Giro l’angolo e vedo in lontananza un gruppetto di giovani donne. Ognuna di loro ha in braccio un bambino. Mi avvicino e cerco di studiare i visi, di scovare tratti comuni e di leggere negli occhi quello che, a parole, non sapranno dirmi. Sono sette ragazze inserite nel “progetto ragazze madri”, che i nostri partner locali, i Comboni Samaritans o Gulu, hanno chiamato in inglese “Hope Restoration Project” che, tradotto, è un nome bellissimo: “progetto per ripristinare la speranza”.
Simon, l’educatore locale che si occupa del progetto, comincia a porre le prime domande, alle quali rispondono timidamente mentre i bambini invece, complici alcuni biscotti che abbiamo donato loro, sono vivaci e scattanti.
“La vita è molto dura, non solo per l’aumento dei prezzi e per la gestione della sopravvivenza quotidiana, ma anche per la stigmatizzazione di cui siamo vittime!”, si fa avanti Akello Patricia Angel che, a causa dello stress, delle preoccupazioni, delle difficoltà ha avuto gravi problemi di salute durante la gravidanza che le hanno impedito di prendersi cura della bambina una volta nata. I piccoli villaggi dove vivono, e spesso le famiglie d’origine, non vedono di buon occhio le ragazze che hanno figli prima dei 18 anni e questo impedisce loro di ricevere il sostegno psicologico e il supporto pratico di cui hanno bisogno. “I miei famigliari non sono d’accordo che io riceva un’educazione professionale perché il tempo che investo nella mia formazione lo sottraggo ai lavori di casa”, lamenta Lamwaka Patricia che ha soli 16 anni e un bambino di uno. È orfana di padre e lotta ogni giorno per la sopravvivenza della sua famiglia, attraverso l’agricoltura di sussistenza e la vendita di alcool, prodotto con la manioca. È rimasta incinta durante il lockdown mentre frequentava la scuola primaria, che ha dovuto lasciare. Ora, grazie a Good Samaritan, ha la possibilità di frequentare un corso di apprendistato e di diventare parrucchiera: questo le permetterà di sostenere il bambino, ma anche sua madre e le sue due sorelle.
Quando chiediamo loro di parlarci del padre dei bambini, il silenzio si fa ancora più assordante e gli sguardi si abbassano. È un argomento molto delicato, ma qualcuna di loro riesce a confidarsi e a dirci che il padre è assente, non si prende cura di lei e del bambino e spesso la minaccia di picchiarla perché ha ripreso a studiare. Capiamo subito che il nostro aiuto non si limita solo alla distribuzione del cibo e dei beni primari, ma che l’assistenza psicologica è una preziosa risorsa per queste giovani ragazze che hanno subito abusi, violenze, discriminazione, isolamento e che faticano a sopravvivere in un mondo che le mette costantemente a dura prova.

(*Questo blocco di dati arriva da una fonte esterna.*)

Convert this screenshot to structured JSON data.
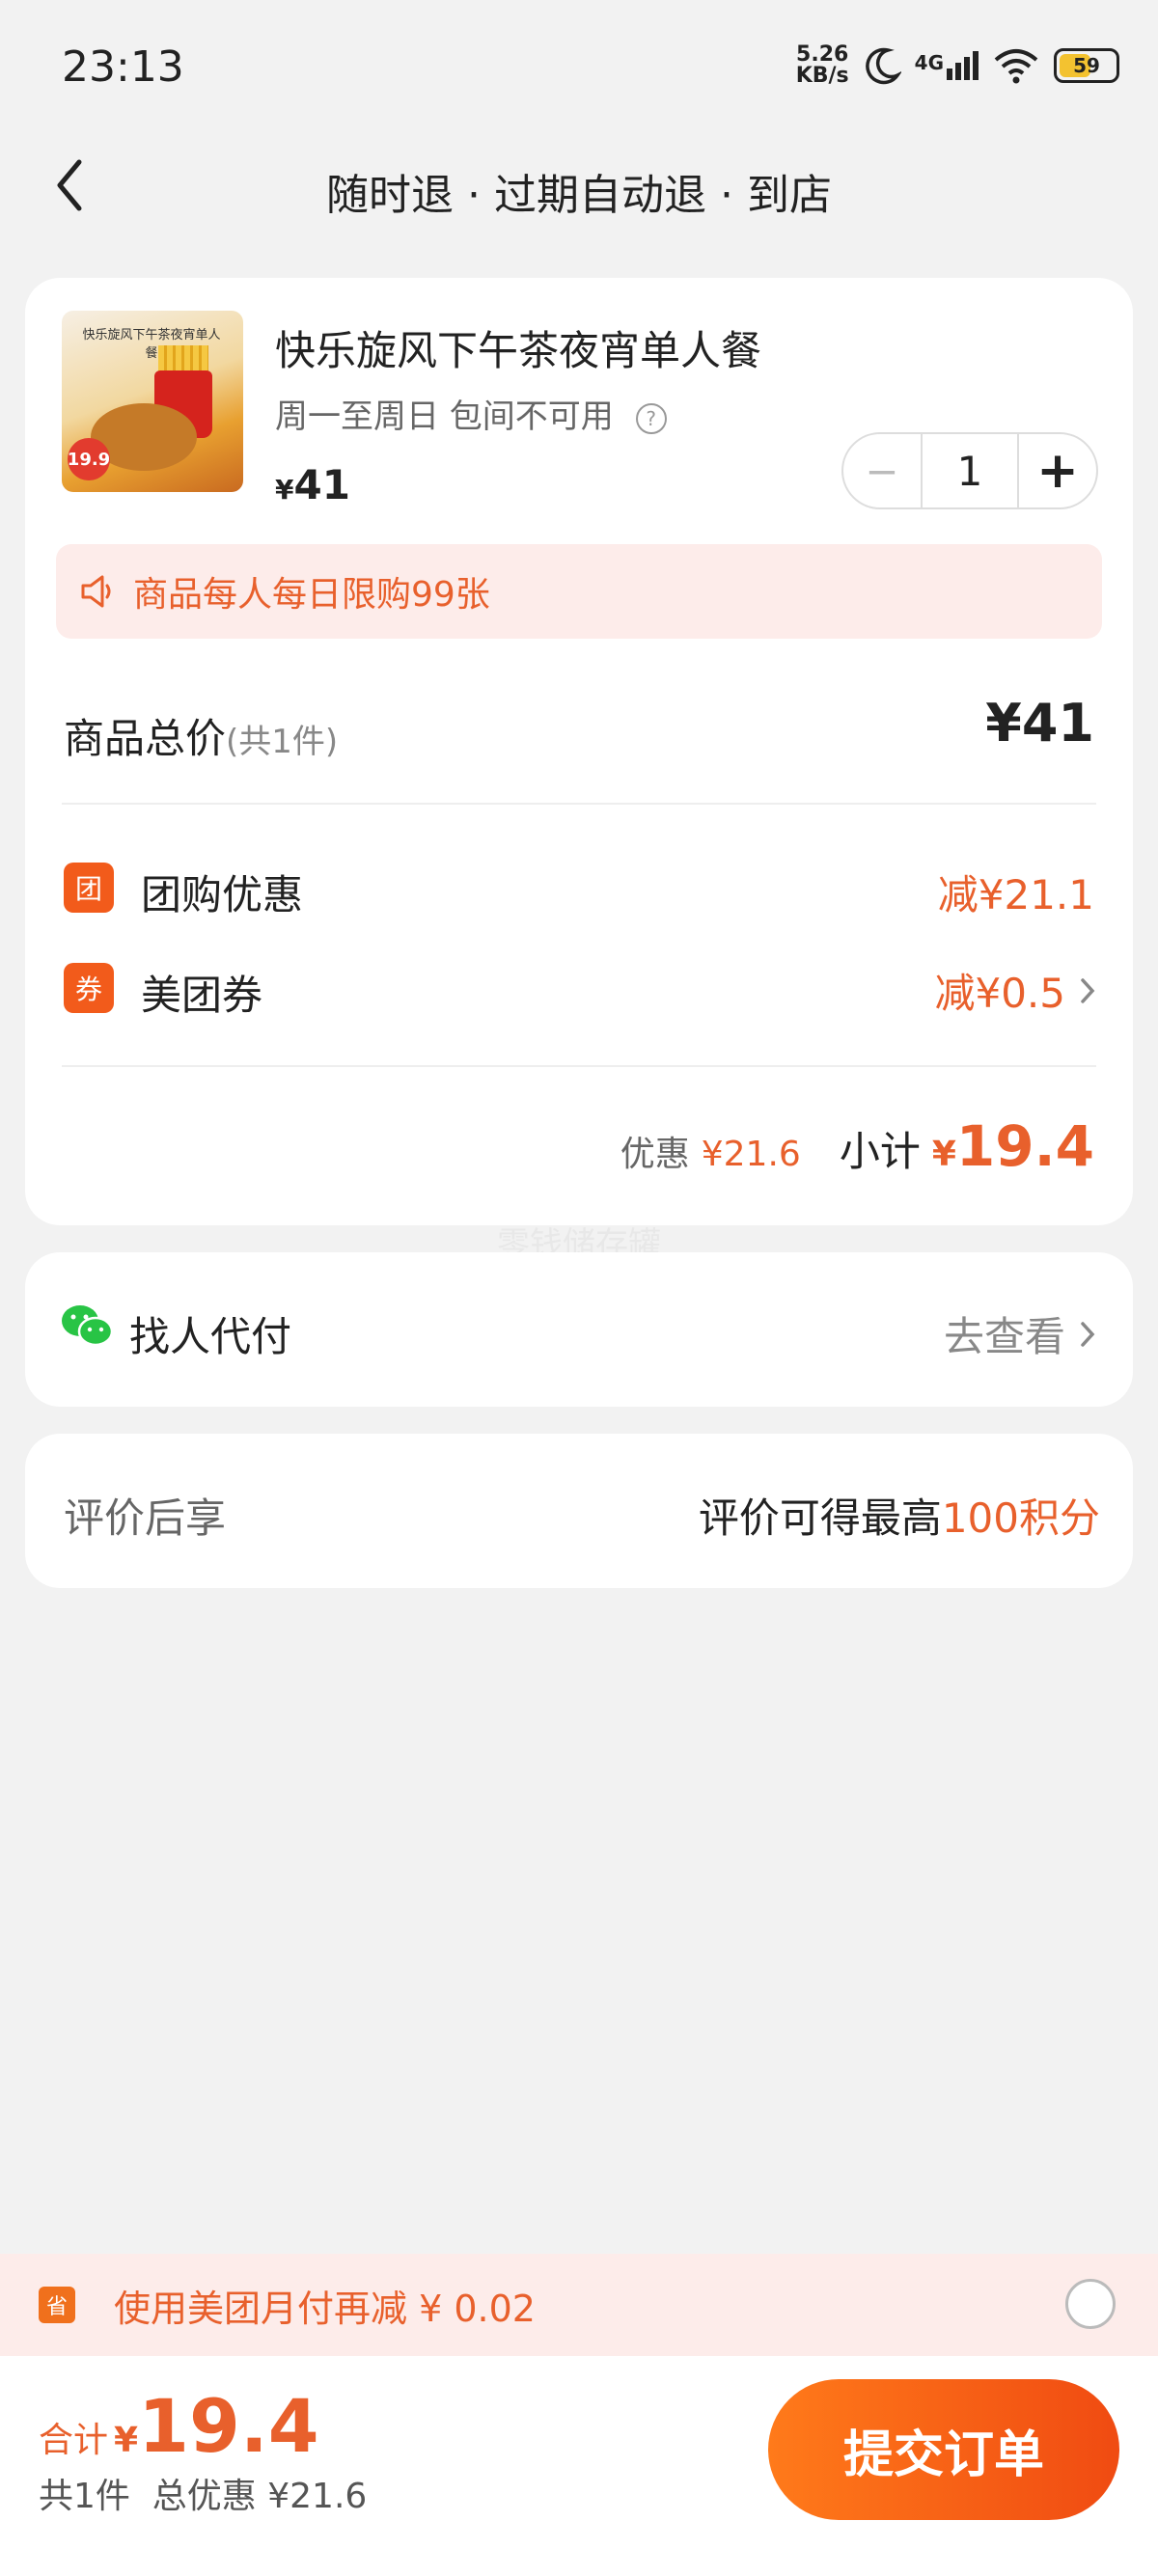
{
  "status_bar": {
    "time": "23:13",
    "net_speed_value": "5.26",
    "net_speed_unit": "KB/s",
    "network": "4G",
    "battery": "59"
  },
  "header": {
    "title": "随时退 · 过期自动退 · 到店"
  },
  "product": {
    "image_caption": "快乐旋风下午茶夜宵单人餐",
    "image_price_badge": "19.9",
    "name": "快乐旋风下午茶夜宵单人餐",
    "subtitle": "周一至周日 包间不可用",
    "help_icon_glyph": "?",
    "currency": "¥",
    "price": "41",
    "quantity": "1",
    "minus_glyph": "−",
    "plus_glyph": "+"
  },
  "notice": {
    "text": "商品每人每日限购99张"
  },
  "totals": {
    "goods_total_label": "商品总价",
    "goods_count": "(共1件)",
    "goods_total_value": "¥41",
    "discount_rows": [
      {
        "tag": "团",
        "label": "团购优惠",
        "value": "减¥21.1"
      },
      {
        "tag": "券",
        "label": "美团券",
        "value": "减¥0.5"
      }
    ],
    "discount_label": "优惠",
    "discount_value": "¥21.6",
    "subtotal_label": "小计",
    "subtotal_currency": "¥",
    "subtotal_value": "19.4"
  },
  "watermark": "零钱储存罐",
  "pay_for_me": {
    "label": "找人代付",
    "action": "去查看"
  },
  "review": {
    "label": "评价后享",
    "text": "评价可得最高",
    "points": "100积分"
  },
  "promo": {
    "icon_glyph": "省",
    "text": "使用美团月付再减 ¥ 0.02"
  },
  "footer": {
    "total_label": "合计",
    "currency": "¥",
    "total_value": "19.4",
    "summary": "共1件  总优惠 ¥21.6",
    "submit_label": "提交订单"
  },
  "colors": {
    "accent": "#f04b12",
    "promo_bg": "#fdecea",
    "wechat_green": "#28c445"
  }
}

Lanyero Scovia ha 17 anni e una bambina di un anno e mezzo, è totalmente orfana e vive con due fratelli e la zia Abalo Eunice, che ha 36 anni. Insieme agli educatori e ai volontari territoriali andiamo a trovare Scovia a casa sua e veniamo accolti da grandi sorrisi: preparano le stuoie per terra, racimolano qualche sedia scarcassata dai vicini e ci fanno accomodare sotto a un mango. La vita del villaggio è parecchio movimentata, ci sono molti bambini e la figlia di Scovia, che cammina da poco, si muove in autonomia, di capanna in capanna, per raggiungere i suoi amici e giocare. La capanna dove vive Scovia è sgangherata e ha il tetto di paglia malconcio a causa delle piogge. Nonostante la grande povertà, ci ospitano a pranzo e condividiamo con loro un momento conviviale. Quando gli chiediamo quale speranza ha per il futuro ci risponde che l’unica speranza è il corso di apprendistato che le permetterà di diventare sarta. Il suo desiderio è di trovare subito lavoro e di provvedere così alla famiglia e alla bambina.
Nelle successive visite nei villaggi portiamo con noi fagioli, farina, olio, sale, zucchero, sapone e assorbenti e veniamo accolti con grande gioia. Le giovani mamme ritrovano il sorriso e questa volta nei loro occhi leggiamo la gratitudine e l’immensa riconoscenza nei confronti di Good Samaritan che si prende cura di loro.